Ryan went back on the porch. The dark clouds were fading and he could see a few stars showing through the haze. Doomsday Donald had been right – was this a small preview of what was to come? At least everyone had dodged a bullet. The smell of rain was refreshing, and it began to pour, splattering the wood at his feet. Rolling thunder and distant lightning accompanied the rainfall, demoting the severity to just a typical spring time weather pattern.
“Okay. Good. I’m glad y’all were able to get down into the cellar. I’m sure there will be plenty of insurance agents in the area.” Cecilia nodded to Ryan, holding Ty in one arm as she cradled her phone against her ear. All the tension on her face was gone. “Okay, Mom. Love you too. We’ll come by tomorrow.” She ended the call and slid the phone in her pocket.
“Well?” Ryan stepped forward, offering to take Ty, but the child had his face buried in Cecilia’s neck, unwilling to move.
“They got some hail and a little damage, but the house is fine. Can’t say the same about Dad’s truck.”
“That’s good. That was a nasty storm. They were lucky.”
“I told them we’d come over tomorrow. Things might look different when the sun comes up.”

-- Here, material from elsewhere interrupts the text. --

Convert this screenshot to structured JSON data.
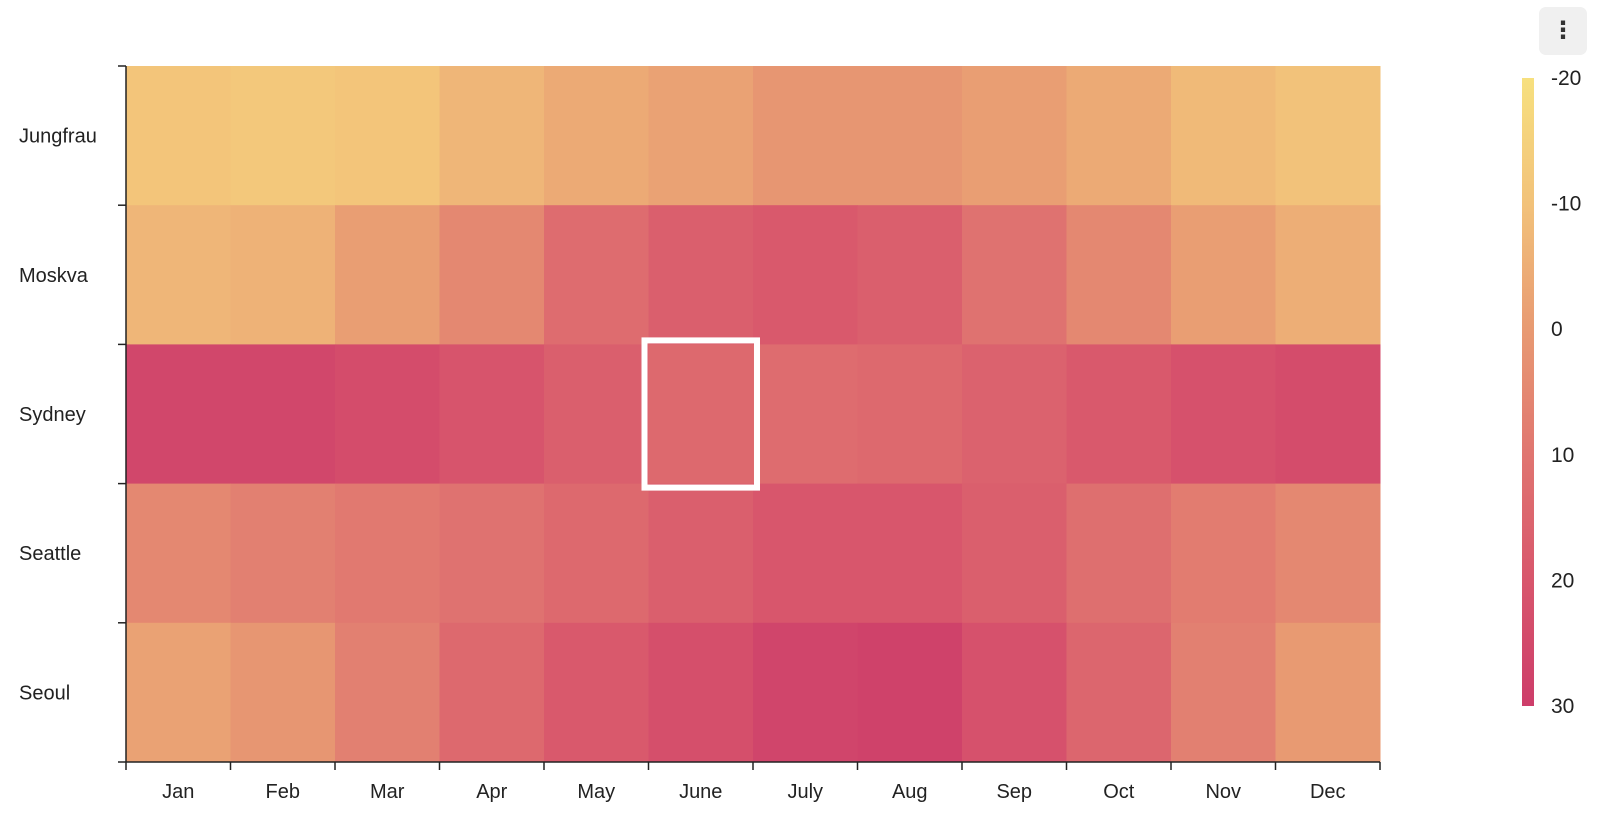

Ryan nodded. “Sure. Anything we can do to help.” Turning his attention back out into the yard, he took in the fresh rain scent and humidity on his skin. “Sure is beautiful, isn’t it?” Glancing over his shoulder, he noticed he was alone. Cecilia had taken Tye back inside. Leaning on the porch railing, he skimmed his hand through some rain that had pooled on the wood. Mrs. McElroy’s words echoed in his head – they were overdue for another big one. Tonight wasn’t the night. Maybe this year wouldn’t be the year.